ZONING; VARIANCES— Where a land use board’s decision in granting variances is not arbitrary, capricious or unreasonable, a court will not set the variances aside.

A municipality’s zoning board granted use and bulk variances to a developer to construct an apartment building. An objector opposed the board’s grant of the variances, but the lower court affirmed the board’s decision and held that the board’s grant of the variances was not arbitrary, capricious or unreasonable. The board had granted the use and bulk variances on the basis that they would neither substantially affect the public good nor the intent and purpose of the municipality’s zoning plan.
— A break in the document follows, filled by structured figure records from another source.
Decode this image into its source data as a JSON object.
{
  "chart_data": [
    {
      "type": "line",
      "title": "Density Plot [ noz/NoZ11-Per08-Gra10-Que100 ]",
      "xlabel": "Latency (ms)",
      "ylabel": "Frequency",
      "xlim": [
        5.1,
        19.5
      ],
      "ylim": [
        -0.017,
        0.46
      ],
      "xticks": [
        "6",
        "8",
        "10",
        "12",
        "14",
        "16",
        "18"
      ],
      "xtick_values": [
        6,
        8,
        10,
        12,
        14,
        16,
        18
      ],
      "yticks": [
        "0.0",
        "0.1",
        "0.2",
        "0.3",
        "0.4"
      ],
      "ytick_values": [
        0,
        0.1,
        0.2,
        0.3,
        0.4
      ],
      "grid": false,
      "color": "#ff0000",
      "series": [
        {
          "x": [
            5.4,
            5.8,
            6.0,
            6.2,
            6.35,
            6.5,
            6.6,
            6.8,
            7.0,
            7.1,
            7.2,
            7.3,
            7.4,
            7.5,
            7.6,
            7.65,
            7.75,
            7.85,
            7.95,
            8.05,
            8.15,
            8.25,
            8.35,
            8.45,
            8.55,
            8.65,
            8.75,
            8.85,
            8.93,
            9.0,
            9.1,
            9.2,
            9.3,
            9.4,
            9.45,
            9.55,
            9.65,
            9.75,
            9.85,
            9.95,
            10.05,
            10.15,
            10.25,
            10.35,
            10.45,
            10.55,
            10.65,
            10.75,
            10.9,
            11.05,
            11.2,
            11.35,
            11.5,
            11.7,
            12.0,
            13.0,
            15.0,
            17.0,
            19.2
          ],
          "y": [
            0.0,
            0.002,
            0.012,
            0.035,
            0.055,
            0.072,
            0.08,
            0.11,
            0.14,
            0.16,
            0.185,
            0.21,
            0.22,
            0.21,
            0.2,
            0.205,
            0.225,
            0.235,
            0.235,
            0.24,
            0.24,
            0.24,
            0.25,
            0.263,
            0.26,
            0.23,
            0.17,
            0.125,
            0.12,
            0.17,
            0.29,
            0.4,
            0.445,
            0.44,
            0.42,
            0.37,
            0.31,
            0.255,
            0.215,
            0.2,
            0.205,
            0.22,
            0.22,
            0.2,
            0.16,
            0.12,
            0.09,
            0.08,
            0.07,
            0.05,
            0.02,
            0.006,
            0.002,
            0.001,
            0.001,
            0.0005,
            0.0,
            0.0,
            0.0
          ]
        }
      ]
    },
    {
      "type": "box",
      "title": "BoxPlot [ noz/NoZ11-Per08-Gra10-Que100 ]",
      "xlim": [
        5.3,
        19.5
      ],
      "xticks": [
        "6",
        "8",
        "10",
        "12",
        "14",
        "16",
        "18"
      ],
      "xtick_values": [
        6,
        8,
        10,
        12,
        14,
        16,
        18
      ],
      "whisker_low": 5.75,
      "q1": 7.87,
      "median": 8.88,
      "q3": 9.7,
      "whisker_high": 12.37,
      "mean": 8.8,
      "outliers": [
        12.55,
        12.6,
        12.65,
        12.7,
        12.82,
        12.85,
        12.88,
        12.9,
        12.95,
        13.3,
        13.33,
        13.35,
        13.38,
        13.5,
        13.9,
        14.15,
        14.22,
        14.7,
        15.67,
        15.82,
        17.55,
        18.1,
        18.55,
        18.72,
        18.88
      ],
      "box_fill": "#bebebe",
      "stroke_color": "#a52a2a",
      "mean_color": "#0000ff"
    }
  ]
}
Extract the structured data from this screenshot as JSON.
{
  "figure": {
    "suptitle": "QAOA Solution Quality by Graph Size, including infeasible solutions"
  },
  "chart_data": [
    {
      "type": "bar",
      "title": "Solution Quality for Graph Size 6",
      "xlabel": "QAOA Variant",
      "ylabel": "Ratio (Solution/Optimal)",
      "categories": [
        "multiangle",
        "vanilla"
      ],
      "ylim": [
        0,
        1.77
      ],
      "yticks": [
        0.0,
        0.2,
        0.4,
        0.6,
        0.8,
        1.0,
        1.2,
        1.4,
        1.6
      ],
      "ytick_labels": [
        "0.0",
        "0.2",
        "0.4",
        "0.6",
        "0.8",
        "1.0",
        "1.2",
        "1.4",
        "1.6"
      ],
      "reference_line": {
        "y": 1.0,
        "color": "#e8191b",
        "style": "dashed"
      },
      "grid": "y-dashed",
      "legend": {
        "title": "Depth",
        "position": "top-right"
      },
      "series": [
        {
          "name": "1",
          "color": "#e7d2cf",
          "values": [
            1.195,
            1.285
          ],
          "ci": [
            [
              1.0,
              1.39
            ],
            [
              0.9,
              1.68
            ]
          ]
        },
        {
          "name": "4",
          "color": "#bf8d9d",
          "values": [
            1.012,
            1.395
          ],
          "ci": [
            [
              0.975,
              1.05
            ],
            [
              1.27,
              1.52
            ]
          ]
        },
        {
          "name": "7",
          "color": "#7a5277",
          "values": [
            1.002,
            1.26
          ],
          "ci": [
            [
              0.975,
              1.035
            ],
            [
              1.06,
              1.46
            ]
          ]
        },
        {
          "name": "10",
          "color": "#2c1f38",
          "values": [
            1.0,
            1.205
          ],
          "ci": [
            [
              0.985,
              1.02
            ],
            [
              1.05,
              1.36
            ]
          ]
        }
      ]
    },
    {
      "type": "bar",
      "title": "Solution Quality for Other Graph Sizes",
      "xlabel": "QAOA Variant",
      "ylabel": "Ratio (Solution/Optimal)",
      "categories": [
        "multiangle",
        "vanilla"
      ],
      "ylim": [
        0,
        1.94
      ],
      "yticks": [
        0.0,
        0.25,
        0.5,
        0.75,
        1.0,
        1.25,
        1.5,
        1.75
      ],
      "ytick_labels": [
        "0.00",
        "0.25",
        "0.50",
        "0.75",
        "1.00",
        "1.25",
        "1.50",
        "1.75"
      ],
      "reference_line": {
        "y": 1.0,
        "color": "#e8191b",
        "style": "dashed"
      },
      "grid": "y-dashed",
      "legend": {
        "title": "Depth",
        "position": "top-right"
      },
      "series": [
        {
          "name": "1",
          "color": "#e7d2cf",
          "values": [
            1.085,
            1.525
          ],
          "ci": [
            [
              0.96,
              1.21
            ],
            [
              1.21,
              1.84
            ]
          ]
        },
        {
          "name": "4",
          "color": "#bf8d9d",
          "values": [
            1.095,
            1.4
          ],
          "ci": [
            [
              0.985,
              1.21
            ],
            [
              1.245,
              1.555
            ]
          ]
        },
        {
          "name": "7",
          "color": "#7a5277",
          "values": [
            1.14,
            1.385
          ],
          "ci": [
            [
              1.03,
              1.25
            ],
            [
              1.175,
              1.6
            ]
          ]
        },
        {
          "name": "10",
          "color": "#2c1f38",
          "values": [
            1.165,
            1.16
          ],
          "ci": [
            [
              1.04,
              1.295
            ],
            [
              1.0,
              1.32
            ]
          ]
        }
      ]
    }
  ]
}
The board had noted that the site where the apartment building was to be built was suited for residential development. Furthermore, it had found that the apartment building would conform with the character of the neighborhood. Although the developer did not meet the standard for parking spaces, the board determined there was adequate public transportation. The objector appealed, arguing that the board’s grant of the variances substantially impaired the intent and purpose of the municipal’s zoning ordinance.

The lower court found that constructing the apartment building would contribute positively to the neighborhood by removing vacant industrial buildings as well as by meeting the need for new housing. It found that the apartment building would not interfere with any open space, light or air of the surrounding properties. Additionally, it found there was no evidence of any substantial impairment of the zoning plan. On further appeal, the Appellate Division affirmed, agreeing that the board’s decision in granting the variances was not arbitrary, capricious or unreasonable.